M. Descoteaux: Bien, justement, on l'a entendu, il faut considérer la formation non pas comme une dépense. Ça a été les propos qu'on a entendus à maintes reprises hier, et je pense que ce sont vos propos aussi. Mais donc c'est un investissement. Mais je pense qu'il faut aller peut-être au-delà de ça et rechercher à créer... à faire comprendre et à l'employeur et au travailleur ce besoin de formation là autant à l'intérieur de son domaine que de façon transversale ou les savoir-être, comme vous dites, et à ce moment-là je ne le vois pas là-dedans. Est-ce que ce serait dans une deuxième étape ou est-ce que je fais fausse route?
Le Président (M. Bachand): Mme Drapeau, allez-y.
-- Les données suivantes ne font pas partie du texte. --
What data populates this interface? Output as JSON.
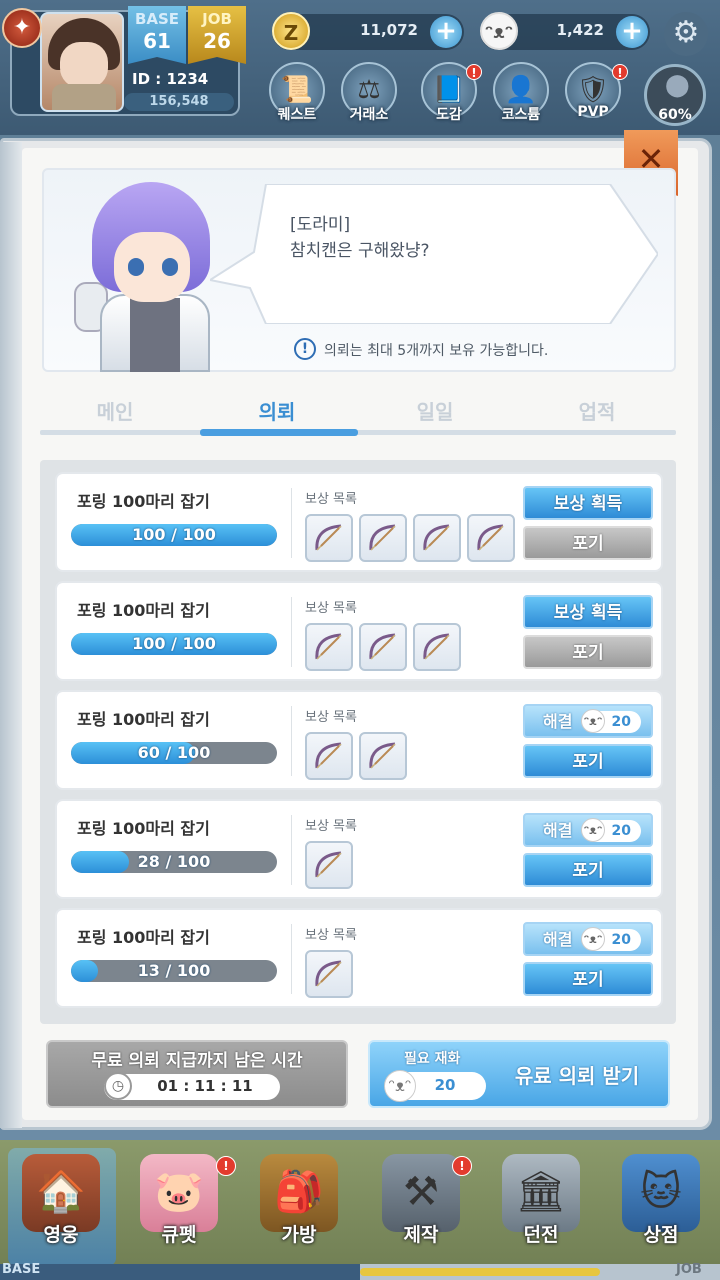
{
  "player": {
    "base_label": "BASE",
    "base_level": "61",
    "job_label": "JOB",
    "job_level": "26",
    "id_text": "ID : 1234",
    "exp": "156,548"
  },
  "currency": {
    "zeny_icon": "Z",
    "zeny": "11,072",
    "gem": "1,422"
  },
  "top_menu": [
    {
      "label": "퀘스트",
      "icon": "scroll-icon",
      "badge": false
    },
    {
      "label": "거래소",
      "icon": "scale-icon",
      "badge": false
    },
    {
      "label": "도감",
      "icon": "book-icon",
      "badge": true
    },
    {
      "label": "코스튬",
      "icon": "costume-icon",
      "badge": false
    },
    {
      "label": "PVP",
      "icon": "pvp-shield-icon",
      "badge": true
    }
  ],
  "map_percent": "60%",
  "npc": {
    "name": "[도라미]",
    "line": "참치캔은 구해왔냥?",
    "info": "의뢰는 최대 5개까지 보유 가능합니다."
  },
  "tabs": [
    "메인",
    "의뢰",
    "일일",
    "업적"
  ],
  "active_tab": "의뢰",
  "quests": [
    {
      "title": "포링 100마리 잡기",
      "progress": "100 / 100",
      "fraction": 1.0,
      "reward_label": "보상 목록",
      "rewards": 4,
      "btn1": "보상 획득",
      "btn1_type": "claim",
      "btn2": "포기",
      "btn2_type": "gray"
    },
    {
      "title": "포링 100마리 잡기",
      "progress": "100 / 100",
      "fraction": 1.0,
      "reward_label": "보상 목록",
      "rewards": 3,
      "btn1": "보상 획득",
      "btn1_type": "claim",
      "btn2": "포기",
      "btn2_type": "gray"
    },
    {
      "title": "포링 100마리 잡기",
      "progress": "60 / 100",
      "fraction": 0.6,
      "reward_label": "보상 목록",
      "rewards": 2,
      "btn1": "해결",
      "btn1_type": "resolve",
      "btn1_cost": "20",
      "btn2": "포기",
      "btn2_type": "blue"
    },
    {
      "title": "포링 100마리 잡기",
      "progress": "28 / 100",
      "fraction": 0.28,
      "reward_label": "보상 목록",
      "rewards": 1,
      "btn1": "해결",
      "btn1_type": "resolve",
      "btn1_cost": "20",
      "btn2": "포기",
      "btn2_type": "blue"
    },
    {
      "title": "포링 100마리 잡기",
      "progress": "13 / 100",
      "fraction": 0.13,
      "reward_label": "보상 목록",
      "rewards": 1,
      "btn1": "해결",
      "btn1_type": "resolve",
      "btn1_cost": "20",
      "btn2": "포기",
      "btn2_type": "blue"
    }
  ],
  "timer": {
    "label": "무료 의뢰 지급까지  남은 시간",
    "value": "01 : 11 : 11"
  },
  "paid": {
    "need_label": "필요 재화",
    "cost": "20",
    "label": "유료 의뢰 받기"
  },
  "bottom_nav": [
    {
      "label": "영웅",
      "icon": "hero-icon",
      "badge": false,
      "active": true
    },
    {
      "label": "큐펫",
      "icon": "cupet-icon",
      "badge": true,
      "active": false
    },
    {
      "label": "가방",
      "icon": "bag-icon",
      "badge": false,
      "active": false
    },
    {
      "label": "제작",
      "icon": "anvil-icon",
      "badge": true,
      "active": false
    },
    {
      "label": "던전",
      "icon": "dungeon-icon",
      "badge": false,
      "active": false
    },
    {
      "label": "상점",
      "icon": "shop-icon",
      "badge": false,
      "active": false
    }
  ],
  "bottom_bar": {
    "base": "BASE",
    "job": "JOB"
  },
  "colors": {
    "accent": "#3a8ed2",
    "progress": "#2c8fd8",
    "close": "#d9652c"
  }
}
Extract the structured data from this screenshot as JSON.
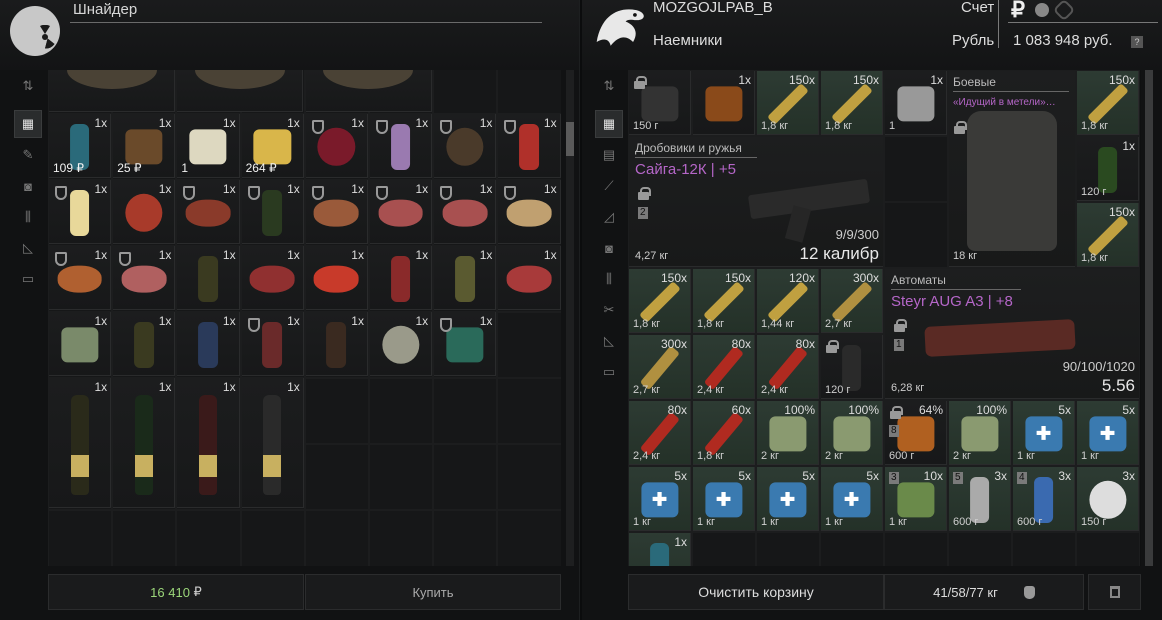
{
  "left": {
    "trader_name": "Шнайдер",
    "sidebar_icons": [
      "sort-icon",
      "grid-icon",
      "ammo-icon",
      "camera-icon",
      "bottles-icon",
      "ruler-icon",
      "box-icon"
    ],
    "items": [
      {
        "row": 1,
        "col": 0,
        "count": "1x",
        "price": "109 ₽",
        "icon": "can",
        "color": "#2a6a7a"
      },
      {
        "row": 1,
        "col": 1,
        "count": "1x",
        "price": "25 ₽",
        "icon": "bread",
        "color": "#6a4a2a"
      },
      {
        "row": 1,
        "col": 2,
        "count": "1x",
        "price": "1",
        "icon": "bread-slice",
        "color": "#ddd8c0"
      },
      {
        "row": 1,
        "col": 3,
        "count": "1x",
        "price": "264 ₽",
        "icon": "cheese",
        "color": "#d9b64a"
      },
      {
        "row": 1,
        "col": 4,
        "count": "1x",
        "icon": "berries",
        "color": "#7a1a2a",
        "shield": true
      },
      {
        "row": 1,
        "col": 5,
        "count": "1x",
        "icon": "bottle",
        "color": "#9a7ab0",
        "shield": true
      },
      {
        "row": 1,
        "col": 6,
        "count": "1x",
        "icon": "grain",
        "color": "#4a3a2a",
        "shield": true
      },
      {
        "row": 1,
        "col": 7,
        "count": "1x",
        "icon": "jar",
        "color": "#b0302a",
        "shield": true
      },
      {
        "row": 2,
        "col": 0,
        "count": "1x",
        "icon": "bottle",
        "color": "#e8d89a",
        "shield": true
      },
      {
        "row": 2,
        "col": 1,
        "count": "1x",
        "icon": "bowl",
        "color": "#a83a2a"
      },
      {
        "row": 2,
        "col": 2,
        "count": "1x",
        "icon": "meat",
        "color": "#8a3a2a",
        "shield": true
      },
      {
        "row": 2,
        "col": 3,
        "count": "1x",
        "icon": "bottle",
        "color": "#2a3a20",
        "shield": true
      },
      {
        "row": 2,
        "col": 4,
        "count": "1x",
        "icon": "leg",
        "color": "#9a5a3a",
        "shield": true
      },
      {
        "row": 2,
        "col": 5,
        "count": "1x",
        "icon": "steak",
        "color": "#a85050",
        "shield": true
      },
      {
        "row": 2,
        "col": 6,
        "count": "1x",
        "icon": "steak",
        "color": "#a85050",
        "shield": true
      },
      {
        "row": 2,
        "col": 7,
        "count": "1x",
        "icon": "fish",
        "color": "#c0a070",
        "shield": true
      },
      {
        "row": 3,
        "col": 0,
        "count": "1x",
        "icon": "chicken",
        "color": "#b06030",
        "shield": true
      },
      {
        "row": 3,
        "col": 1,
        "count": "1x",
        "icon": "steak",
        "color": "#b06060",
        "shield": true
      },
      {
        "row": 3,
        "col": 2,
        "count": "1x",
        "icon": "bottle",
        "color": "#3a3a20"
      },
      {
        "row": 3,
        "col": 3,
        "count": "1x",
        "icon": "patty",
        "color": "#903030"
      },
      {
        "row": 3,
        "col": 4,
        "count": "1x",
        "icon": "sandwich",
        "color": "#c83a2a"
      },
      {
        "row": 3,
        "col": 5,
        "count": "1x",
        "icon": "can",
        "color": "#8a2a2a"
      },
      {
        "row": 3,
        "col": 6,
        "count": "1x",
        "icon": "can",
        "color": "#5a5a30"
      },
      {
        "row": 3,
        "col": 7,
        "count": "1x",
        "icon": "sausage",
        "color": "#a83a3a"
      },
      {
        "row": 4,
        "col": 0,
        "count": "1x",
        "icon": "pack",
        "color": "#7a8a6a"
      },
      {
        "row": 4,
        "col": 1,
        "count": "1x",
        "icon": "can",
        "color": "#3a3a20"
      },
      {
        "row": 4,
        "col": 2,
        "count": "1x",
        "icon": "can",
        "color": "#2a3a5a"
      },
      {
        "row": 4,
        "col": 3,
        "count": "1x",
        "icon": "can",
        "color": "#6a2a2a",
        "shield": true
      },
      {
        "row": 4,
        "col": 4,
        "count": "1x",
        "icon": "can",
        "color": "#3a2a20"
      },
      {
        "row": 4,
        "col": 5,
        "count": "1x",
        "icon": "pan",
        "color": "#9a9a8a"
      },
      {
        "row": 4,
        "col": 6,
        "count": "1x",
        "icon": "pack",
        "color": "#2a6a5a",
        "shield": true
      },
      {
        "row": 5,
        "col": 0,
        "count": "1x",
        "icon": "fruit",
        "color": "#c05a20"
      },
      {
        "row": 5,
        "col": 1,
        "count": "1x",
        "icon": "fruit",
        "color": "#d06a30"
      },
      {
        "row": 5,
        "col": 2,
        "count": "1x",
        "icon": "fruit",
        "color": "#e0701a"
      },
      {
        "row": 5,
        "col": 3,
        "count": "1x",
        "icon": "fruit",
        "color": "#d0601a"
      }
    ],
    "bottles": [
      {
        "col": 0,
        "count": "1x",
        "color": "#2a2a1a"
      },
      {
        "col": 1,
        "count": "1x",
        "color": "#1a2a1a"
      },
      {
        "col": 2,
        "count": "1x",
        "color": "#3a1a1a"
      },
      {
        "col": 3,
        "count": "1x",
        "color": "#2a2a2a"
      }
    ],
    "total": "16 410",
    "currency": "₽",
    "buy_label": "Купить"
  },
  "right": {
    "player_name": "MOZGOJLPAB_B",
    "faction": "Наемники",
    "account_label": "Счет",
    "currency_label": "Рубль",
    "balance": "1 083 948 руб.",
    "currency_symbol": "₽",
    "sidebar_icons": [
      "sort-icon",
      "grid-icon",
      "helmet-icon",
      "rifle-icon",
      "knife-icon",
      "camera-icon",
      "bottles-icon",
      "tools-icon",
      "ruler-icon",
      "box-icon"
    ],
    "small_items": [
      {
        "x": 0,
        "y": 0,
        "count": "",
        "weight": "150 г",
        "lock": true,
        "icon": "scope",
        "color": "#333"
      },
      {
        "x": 1,
        "y": 0,
        "count": "1x",
        "weight": "",
        "icon": "patch",
        "color": "#8a4a1a"
      },
      {
        "x": 2,
        "y": 0,
        "count": "150x",
        "weight": "1,8 кг",
        "icon": "ammo",
        "color": "#c0a040",
        "green": true
      },
      {
        "x": 3,
        "y": 0,
        "count": "150x",
        "weight": "1,8 кг",
        "icon": "ammo",
        "color": "#c0a040",
        "green": true
      },
      {
        "x": 4,
        "y": 0,
        "count": "1x",
        "weight": "1",
        "icon": "plates",
        "color": "#999"
      },
      {
        "x": 0,
        "y": 3,
        "count": "150x",
        "weight": "1,8 кг",
        "icon": "ammo",
        "color": "#c0a040",
        "green": true
      },
      {
        "x": 1,
        "y": 3,
        "count": "150x",
        "weight": "1,8 кг",
        "icon": "ammo",
        "color": "#c0a040",
        "green": true
      },
      {
        "x": 2,
        "y": 3,
        "count": "120x",
        "weight": "1,44 кг",
        "icon": "ammo",
        "color": "#c0a040",
        "green": true
      },
      {
        "x": 3,
        "y": 3,
        "count": "300x",
        "weight": "2,7 кг",
        "icon": "ammo",
        "color": "#b09040",
        "green": true
      },
      {
        "x": 0,
        "y": 4,
        "count": "300x",
        "weight": "2,7 кг",
        "icon": "shell",
        "color": "#b09040",
        "green": true
      },
      {
        "x": 1,
        "y": 4,
        "count": "80x",
        "weight": "2,4 кг",
        "icon": "shell",
        "color": "#b02a20",
        "green": true
      },
      {
        "x": 2,
        "y": 4,
        "count": "80x",
        "weight": "2,4 кг",
        "icon": "shell",
        "color": "#b02a20",
        "green": true
      },
      {
        "x": 3,
        "y": 4,
        "count": "",
        "weight": "120 г",
        "lock": true,
        "icon": "suppressor",
        "color": "#2a2a2a"
      },
      {
        "x": 0,
        "y": 5,
        "count": "80x",
        "weight": "2,4 кг",
        "icon": "shell",
        "color": "#b02a20",
        "green": true
      },
      {
        "x": 1,
        "y": 5,
        "count": "60x",
        "weight": "1,8 кг",
        "icon": "shell",
        "color": "#b02a20",
        "green": true
      },
      {
        "x": 2,
        "y": 5,
        "count": "100%",
        "weight": "2 кг",
        "icon": "plate",
        "color": "#8a9a70",
        "green": true
      },
      {
        "x": 3,
        "y": 5,
        "count": "100%",
        "weight": "2 кг",
        "icon": "plate",
        "color": "#8a9a70",
        "green": true
      },
      {
        "x": 4,
        "y": 5,
        "count": "64%",
        "weight": "600 г",
        "lock": true,
        "lvl": "8",
        "icon": "device",
        "color": "#b06020"
      },
      {
        "x": 5,
        "y": 5,
        "count": "100%",
        "weight": "2 кг",
        "icon": "plate",
        "color": "#8a9a70",
        "green": true
      },
      {
        "x": 6,
        "y": 5,
        "count": "5x",
        "weight": "1 кг",
        "icon": "medkit",
        "color": "#3a7ab0",
        "green": true
      },
      {
        "x": 7,
        "y": 5,
        "count": "5x",
        "weight": "1 кг",
        "icon": "medkit",
        "color": "#3a7ab0",
        "green": true
      },
      {
        "x": 0,
        "y": 6,
        "count": "5x",
        "weight": "1 кг",
        "icon": "medkit",
        "color": "#3a7ab0",
        "green": true
      },
      {
        "x": 1,
        "y": 6,
        "count": "5x",
        "weight": "1 кг",
        "icon": "medkit",
        "color": "#3a7ab0",
        "green": true
      },
      {
        "x": 2,
        "y": 6,
        "count": "5x",
        "weight": "1 кг",
        "icon": "medkit",
        "color": "#3a7ab0",
        "green": true
      },
      {
        "x": 3,
        "y": 6,
        "count": "5x",
        "weight": "1 кг",
        "icon": "medkit",
        "color": "#3a7ab0",
        "green": true
      },
      {
        "x": 4,
        "y": 6,
        "count": "10x",
        "weight": "1 кг",
        "lvl": "3",
        "icon": "roll",
        "color": "#6a8a4a",
        "green": true
      },
      {
        "x": 5,
        "y": 6,
        "count": "3x",
        "weight": "600 г",
        "lvl": "5",
        "icon": "injector",
        "color": "#aaa",
        "green": true
      },
      {
        "x": 6,
        "y": 6,
        "count": "3x",
        "weight": "600 г",
        "lvl": "4",
        "icon": "spray",
        "color": "#3a6ab0",
        "green": true
      },
      {
        "x": 7,
        "y": 6,
        "count": "3x",
        "weight": "150 г",
        "icon": "bandage",
        "color": "#ddd",
        "green": true
      },
      {
        "x": 0,
        "y": 7,
        "count": "1x",
        "weight": "",
        "icon": "can",
        "color": "#2a6a7a",
        "green": true
      },
      {
        "x": 7,
        "y": 0,
        "count": "150x",
        "weight": "1,8 кг",
        "icon": "ammo",
        "color": "#c0a040",
        "green": true
      },
      {
        "x": 7,
        "y": 1,
        "count": "1x",
        "weight": "120 г",
        "icon": "can",
        "color": "#2a4a20"
      },
      {
        "x": 7,
        "y": 2,
        "count": "150x",
        "weight": "1,8 кг",
        "icon": "ammo",
        "color": "#c0a040",
        "green": true
      }
    ],
    "shotgun": {
      "category": "Дробовики и ружья",
      "name": "Сайга-12К | +5",
      "level": "2",
      "ammo": "9/9/300",
      "weight": "4,27 кг",
      "caliber": "12 калибр"
    },
    "rig": {
      "category": "Боевые",
      "name": "«Идущий в метели»…",
      "weight": "18 кг"
    },
    "rifle": {
      "category": "Автоматы",
      "name": "Steyr AUG A3 | +8",
      "level": "1",
      "ammo": "90/100/1020",
      "weight": "6,28 кг",
      "caliber": "5.56"
    },
    "clear_label": "Очистить корзину",
    "weight_label": "41/58/77 кг"
  }
}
Mme Drapeau (Lyne): Je vais me permettre, puis on... En fait, il est identifié dans le document ? on n'est peut-être pas allés aussi loin, mais on pourra le faire ici ? où on pense que l'initiative individuelle aussi compte. On parle de culture de formation, on compare toujours avec les mêmes pays européens où ils ont une culture de formation. On ne développe pas une culture dans une société avec juste une partie. Alors, on pense que l'employé, le travailleur doit lui-même se sentir responsable. Alors, à mon avis, pour ce faire, il faut favoriser des choses. Lui peut, de sa propre initiative, aller chercher une formation qu'il considère importante, aller voir son employeur et dire: M., Mme l'employeur, j'ai été me chercher cette formation-là et je la considère qualifiante pour le poste que j'exerce ici, dans votre entreprise. Et là on a effectivement utilisé le moyen bien traditionnel des crédits d'impôt, mais l'employeur pourra lui rembourser la dépense que l'employé aura encourue en totalité ou en partie, si c'est le type de modalité qui pourra être établi, et lui le mettre à ses crédits d'impôt. Et ultérieurement je pense qu'une fois la culture établie on pourra passer à autre chose. Mais on pense que l'innovation, elle va venir quand on va avoir intégré que c'est essentiel pour une société comme le Québec de se faire former, de se former puis de former notre personnel.
Le Président (M. Bachand): Merci, Mme Drapeau. Merci, M. le député. M. le porte-parole de l'opposition officielle en matière de solidarité sociale.
M. Girard: Merci, M. le Président. Mme Drapeau, M. Fortin et M. Lemay, je vous souhaite la bienvenue à cette commission parlementaire. Je vous remercie pour votre présentation et pour votre mémoire. Je voudrais vous poser une question en ce qui a trait à la décision qui a été prise par le gouvernement, en 2003, de procéder à une modification de la loi du 1 % qui fait en sorte que les entreprises qui ont moins de 1 million de masse salariale ne sont plus assujetties à la loi.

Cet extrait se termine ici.